“The true issue for 2019 is maintaining dominance.”
Cynthia Astle in her excellent article “Where Do We Go from Here? Challenging the UMC's Will to Dominate” raises the real issue before our denomination, The United Methodist Church. She hits it squarely when she writes: “the true issue for 2019 is maintaining dominance.”
Isn’t this really the issue for every denomination today? The Anglican Communion is so divided over the how they deal with gays and lesbians that they, too, are coming apart at the seams. Who will determine the attitude? Whose will shall dominate?
The latest issue of domination among the Southern Baptists revolves around a president of one of their leading seminaries backing the idea that a wife who is the victim of domestic violence should stick it out because she may, as was the case in his example, be the cause of ‘bringing her husband back to church and Jesus.” The Roman Catholic Church conservatives, who were part of the majority under the last two popes, are finding themselves using words like “heretic” about the current pope because he is confused, thinking the church is on the side of the poor, not the proper and the powerful.
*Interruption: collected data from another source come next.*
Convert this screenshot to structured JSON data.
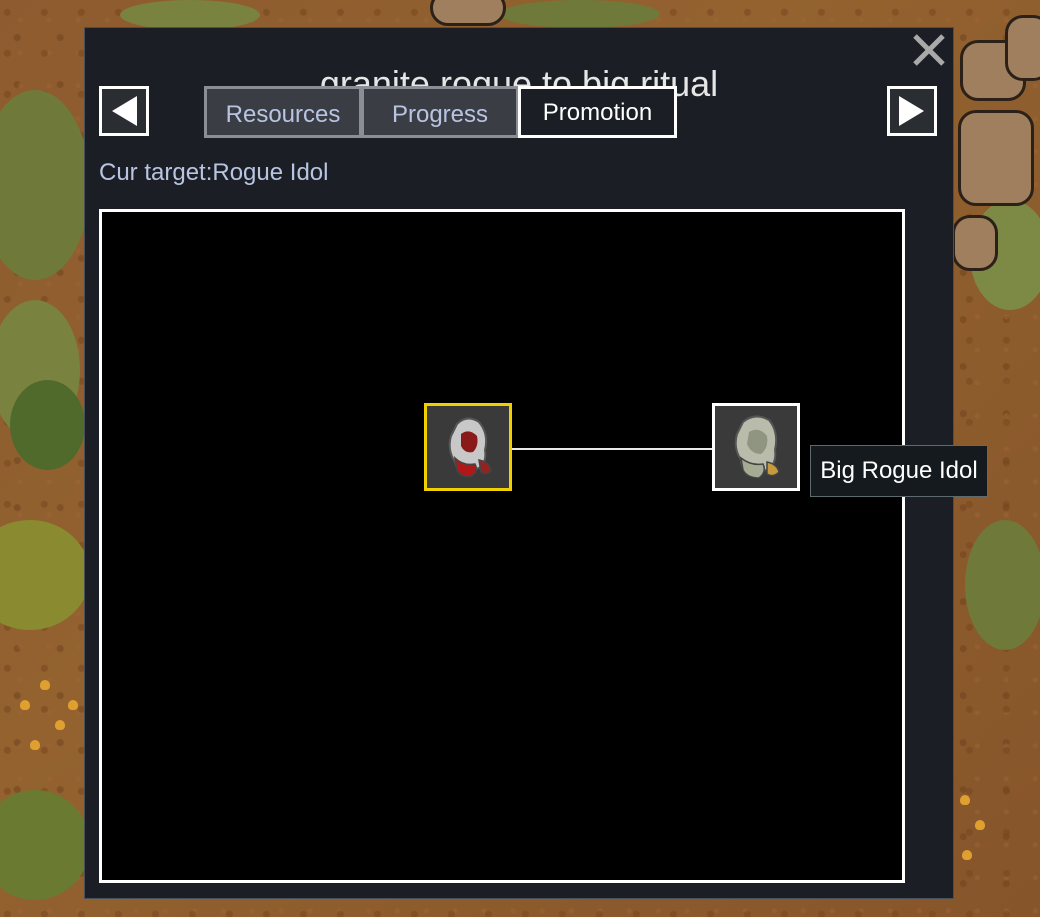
{
  "window": {
    "title": "granite rogue to big ritual",
    "close_icon": "close-x-icon"
  },
  "nav": {
    "prev_icon": "arrow-left-icon",
    "next_icon": "arrow-right-icon"
  },
  "tabs": [
    {
      "label": "Resources",
      "selected": false
    },
    {
      "label": "Progress",
      "selected": false
    },
    {
      "label": "Promotion",
      "selected": true
    }
  ],
  "cur_target": "Cur target:Rogue Idol",
  "tree": {
    "nodes": [
      {
        "id": "rogue-idol",
        "icon": "rogue-idol-icon",
        "highlight_color": "#f0d000",
        "current": true
      },
      {
        "id": "big-rogue-idol",
        "icon": "big-rogue-idol-icon",
        "highlight_color": "#ffffff",
        "current": false
      }
    ]
  },
  "tooltip": "Big Rogue Idol"
}
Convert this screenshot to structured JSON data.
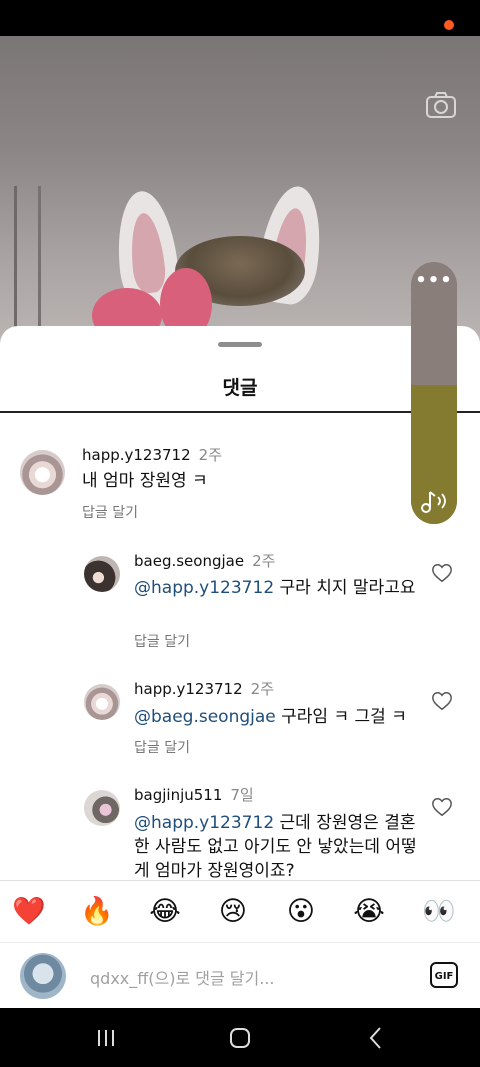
{
  "sheet": {
    "title": "댓글",
    "grabber": "drag-handle"
  },
  "icons": {
    "camera": "camera-icon",
    "volume_menu": "•••",
    "music": "music-note-icon",
    "heart": "heart-outline-icon",
    "gif": "GIF"
  },
  "comments": [
    {
      "username": "happ.y123712",
      "time": "2주",
      "mention": "",
      "text": "내 엄마 장원영 ㅋ",
      "reply_label": "답글 달기"
    },
    {
      "username": "baeg.seongjae",
      "time": "2주",
      "mention": "@happ.y123712",
      "text": " 구라 치지 말라고요",
      "reply_label": "답글 달기"
    },
    {
      "username": "happ.y123712",
      "time": "2주",
      "mention": "@baeg.seongjae",
      "text": " 구라임 ㅋ 그걸 ㅋ",
      "reply_label": "답글 달기"
    },
    {
      "username": "bagjinju511",
      "time": "7일",
      "mention": "@happ.y123712",
      "text": " 근데 장원영은 결혼한 사람도 없고 아기도 안 낳았는데 어떻게 엄마가 장원영이죠?",
      "reply_label": ""
    }
  ],
  "volume": {
    "level": 0.53
  },
  "emojis": [
    "❤️",
    "🔥",
    "😂",
    "😢",
    "😮",
    "😭",
    "👀"
  ],
  "input": {
    "placeholder": "qdxx_ff(으)로 댓글 달기..."
  },
  "colors": {
    "mention": "#1f4e7a",
    "volume_fill": "#847a30",
    "status_dot": "#ff5a1f"
  },
  "nav": {
    "recents": "recents-icon",
    "home": "home-icon",
    "back": "back-icon"
  }
}
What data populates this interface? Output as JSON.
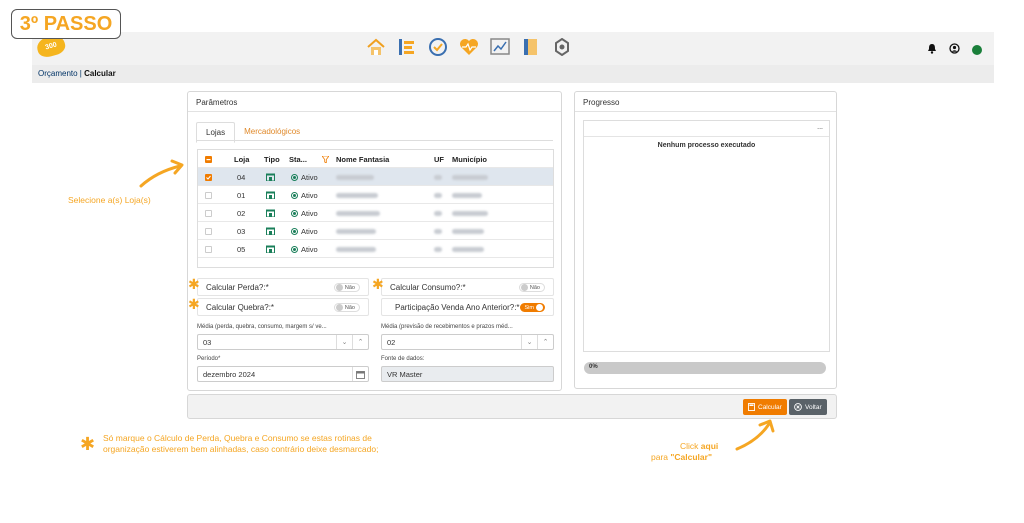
{
  "step_badge": "3º PASSO",
  "logo_text": "300",
  "breadcrumb": {
    "parent": "Orçamento",
    "separator": " | ",
    "current": "Calcular"
  },
  "parametros": {
    "title": "Parâmetros",
    "tabs": [
      "Lojas",
      "Mercadológicos"
    ],
    "grid": {
      "headers": [
        "Loja",
        "Tipo",
        "Sta...",
        "Nome Fantasia",
        "UF",
        "Município"
      ],
      "rows": [
        {
          "loja": "04",
          "status": "Ativo",
          "selected": true
        },
        {
          "loja": "01",
          "status": "Ativo",
          "selected": false
        },
        {
          "loja": "02",
          "status": "Ativo",
          "selected": false
        },
        {
          "loja": "03",
          "status": "Ativo",
          "selected": false
        },
        {
          "loja": "05",
          "status": "Ativo",
          "selected": false
        }
      ]
    },
    "options": {
      "perda": {
        "label": "Calcular Perda?:*",
        "value": "Não"
      },
      "quebra": {
        "label": "Calcular Quebra?:*",
        "value": "Não"
      },
      "consumo": {
        "label": "Calcular Consumo?:*",
        "value": "Não"
      },
      "participacao": {
        "label": "Participação Venda Ano Anterior?:*",
        "value": "Sim"
      }
    },
    "media1": {
      "label": "Média (perda, quebra, consumo, margem s/ ve...",
      "value": "03"
    },
    "media2": {
      "label": "Média (previsão de recebimentos e prazos méd...",
      "value": "02"
    },
    "periodo": {
      "label": "Período*",
      "value": "dezembro 2024"
    },
    "fonte": {
      "label": "Fonte de dados:",
      "value": "VR Master"
    }
  },
  "progresso": {
    "title": "Progresso",
    "menu": "...",
    "empty_message": "Nenhum processo executado",
    "progress_label": "0%",
    "progress_value": 0
  },
  "actions": {
    "calcular": "Calcular",
    "voltar": "Voltar"
  },
  "annotations": {
    "select_loja": "Selecione a(s) Loja(s)",
    "note_line1": "Só marque o Cálculo de Perda, Quebra e Consumo se estas rotinas de",
    "note_line2": "organização estiverem bem alinhadas, caso contrário deixe desmarcado;",
    "click_line1_pre": "Click ",
    "click_line1_bold": "aqui",
    "click_line2_pre": "para ",
    "click_line2_bold": "\"Calcular\""
  },
  "colors": {
    "accent": "#f07c00",
    "annotation": "#f5a623",
    "status_green": "#1a7f5a"
  }
}
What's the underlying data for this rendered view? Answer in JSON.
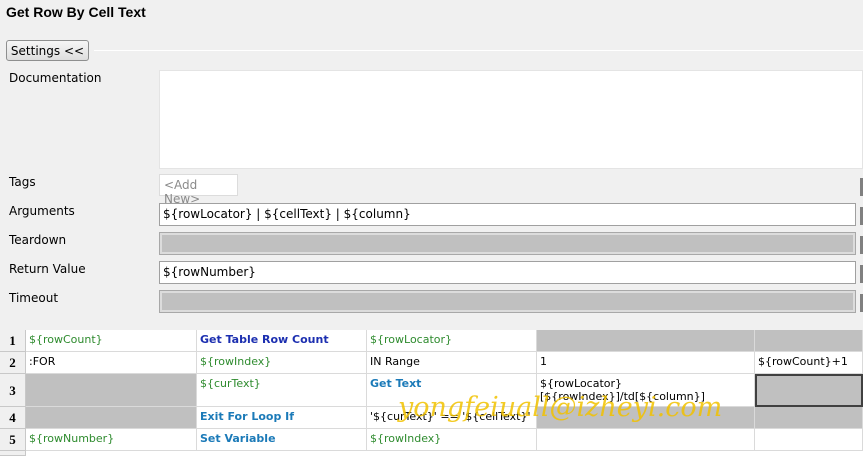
{
  "title": "Get Row By Cell Text",
  "settings_button": "Settings <<",
  "labels": {
    "documentation": "Documentation",
    "tags": "Tags",
    "arguments": "Arguments",
    "teardown": "Teardown",
    "return_value": "Return Value",
    "timeout": "Timeout"
  },
  "tags_placeholder": "<Add New>",
  "arguments_value": "${rowLocator} | ${cellText} | ${column}",
  "teardown_value": "",
  "return_value": "${rowNumber}",
  "timeout_value": "",
  "rows": [
    {
      "num": "1",
      "cells": [
        "${rowCount}",
        "Get Table Row Count",
        "${rowLocator}",
        "",
        ""
      ]
    },
    {
      "num": "2",
      "cells": [
        ":FOR",
        "${rowIndex}",
        "IN Range",
        "1",
        "${rowCount}+1"
      ]
    },
    {
      "num": "3",
      "cells": [
        "",
        "${curText}",
        "Get Text",
        "${rowLocator}[${rowIndex}]/td[${column}]",
        ""
      ]
    },
    {
      "num": "4",
      "cells": [
        "",
        "Exit For Loop If",
        "'${curText}' == '${cellText}'",
        "",
        ""
      ]
    },
    {
      "num": "5",
      "cells": [
        "${rowNumber}",
        "Set Variable",
        "${rowIndex}",
        "",
        ""
      ]
    }
  ],
  "watermark": "yongfeiuall@izheyi.com",
  "colors": {
    "variable": "#2e8b2e",
    "keyword": "#1c2fb0",
    "builtin": "#1b7ab8",
    "disabled": "#c0c0c0",
    "watermark": "#f2c200"
  }
}
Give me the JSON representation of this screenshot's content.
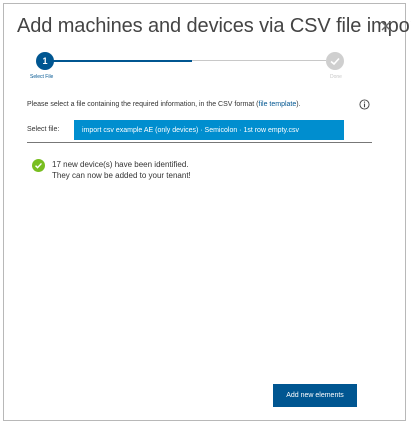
{
  "dialog": {
    "title": "Add machines and devices via CSV file import",
    "close_icon": "close-icon"
  },
  "stepper": {
    "steps": [
      {
        "number": "1",
        "label": "Select File",
        "state": "active"
      },
      {
        "number": "",
        "label": "Done",
        "state": "pending"
      }
    ],
    "active_color": "#005691",
    "inactive_color": "#cfcfcf"
  },
  "instruction": {
    "text_before": "Please select a file containing the required information, in the CSV format (",
    "link_text": "file template",
    "text_after": ").",
    "info_icon": "info-icon"
  },
  "file_select": {
    "label": "Select file:",
    "value": "import csv example AE (only devices) · Semicolon · 1st row empty.csv",
    "background": "#008ecf"
  },
  "result": {
    "icon": "check-circle-icon",
    "line1": "17 new device(s) have been identified.",
    "line2": "They can now be added to your tenant!",
    "color": "#78be20"
  },
  "actions": {
    "add_label": "Add new elements",
    "color": "#005691"
  }
}
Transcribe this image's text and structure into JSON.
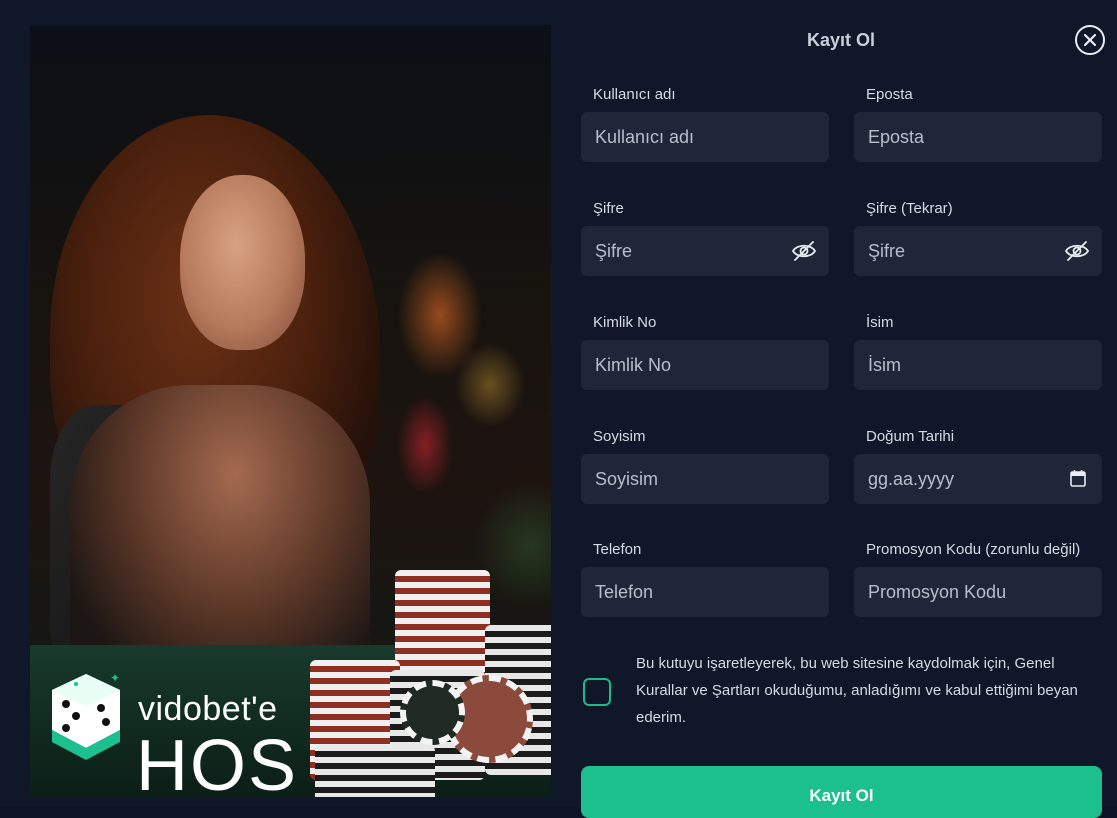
{
  "modal": {
    "title": "Kayıt Ol",
    "close_icon": "close-icon"
  },
  "promo": {
    "brand_line1": "vidobet'e",
    "brand_line2": "HOS",
    "image_icon": "dice-logo-icon"
  },
  "form": {
    "fields": [
      {
        "label": "Kullanıcı adı",
        "placeholder": "Kullanıcı adı"
      },
      {
        "label": "Eposta",
        "placeholder": "Eposta"
      },
      {
        "label": "Şifre",
        "placeholder": "Şifre",
        "icon": "eye-off-icon"
      },
      {
        "label": "Şifre (Tekrar)",
        "placeholder": "Şifre",
        "icon": "eye-off-icon"
      },
      {
        "label": "Kimlik No",
        "placeholder": "Kimlik No"
      },
      {
        "label": "İsim",
        "placeholder": "İsim"
      },
      {
        "label": "Soyisim",
        "placeholder": "Soyisim"
      },
      {
        "label": "Doğum Tarihi",
        "placeholder": "gg.aa.yyyy",
        "icon": "calendar-icon"
      },
      {
        "label": "Telefon",
        "placeholder": "Telefon"
      },
      {
        "label": "Promosyon Kodu (zorunlu değil)",
        "placeholder": "Promosyon Kodu"
      }
    ],
    "consent_text": "Bu kutuyu işaretleyerek, bu web sitesine kaydolmak için, Genel Kurallar ve Şartları okuduğumu, anladığımı ve kabul ettiğimi beyan ederim.",
    "consent_checked": false,
    "submit_label": "Kayıt Ol"
  },
  "colors": {
    "background": "#0f1729",
    "input_bg": "#1e2638",
    "accent": "#1cbf8e"
  }
}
For centuries, the church has been confused as to its real nature. From the time of the Roman Emperor Constantine, the church has been so cozy with those in power, those who dominate, that they have borrowed the mindset of the powerful, which is that the church should be powerful. By extension, those in the church who can dominate have the right to make the decisions.
Conveniently, the past couple of decades has seen the appearance of biblical scholarship that strikes right at this issue. One thread of biblical scholarship, which has developed in this new century, has been to uncover the context in which the New Testament was written and in which the early church formed: the Roman Empire. I’m familiar with more than 100 books that put flesh on the context of the first two centuries. (See my bibliography- https://subversivechurch.blog/bibliography/ )
What was the response by the followers of Jesus to the dominating, oppressing entity that was the Roman Empire? The true issue for the first-century church was not maintaining dominance.
First, Christians had no power to maintain. They, along with 95 to 98 percent of the residents of the empire, were the dominated.
Second, they had a different idea of who they were following. Again, to quote our editor, “I sometimes think this urge to dominate was the real reason that Jesus was crucified: he taught that all are equal – and equally loved – in God's eyes, confronting both Jewish religion of his time and Roman politics.”
Spot on, dear editor! This is what Empire Context Scholarship says to me. Jesus preached about a different empire, the Empire of God. When cornered by Pilate to answer whether he was a king, Jesus responded, according to one Gospel: “My kingdom is not from this world. If my kingdom were from this world, my followers would be fighting to keep me from being handed over to the Jews. But as it is, my kingdom is not from here.” John 18:36 (NRSV)
Traditionalists draw the that wrong conclusion from this scripture. Instead of hearing Jesus say that God’s rule does not use the means of domination, they say that God’s Kingdom is not earthly, but in heaven. That would be to deny the Hebrew/Jewish understanding found in “The earth is the Lord’s and all that is in it.” Psalms 24:1 It would deny Jesus’ prayer, “Thy Kingdom come, thy will be done on earth” (as it is also done in Heaven.)
As our way of making decisions in the church we have even appropriated the false understanding of what democracy is: “Democracy is the rule of the majority.” Thus, with good conscience we can push through whatever legislation for which we can get the most votes. The church, when it has been true to its nature, has proclaimed something different, that “the role of democracy is to protect the rights of the minorities from domination by the majority.”
God is giving us an opportunity for the renewal of the church, which, to me, is more important than the unity of the church. The church is already divided; what would be new would be a renewed church following the spirit of the Christians of the first two centuries.
The Rev. H. A. “Bud” Tillinghast is a retired clergy member of the California-Nevada Annual Conference.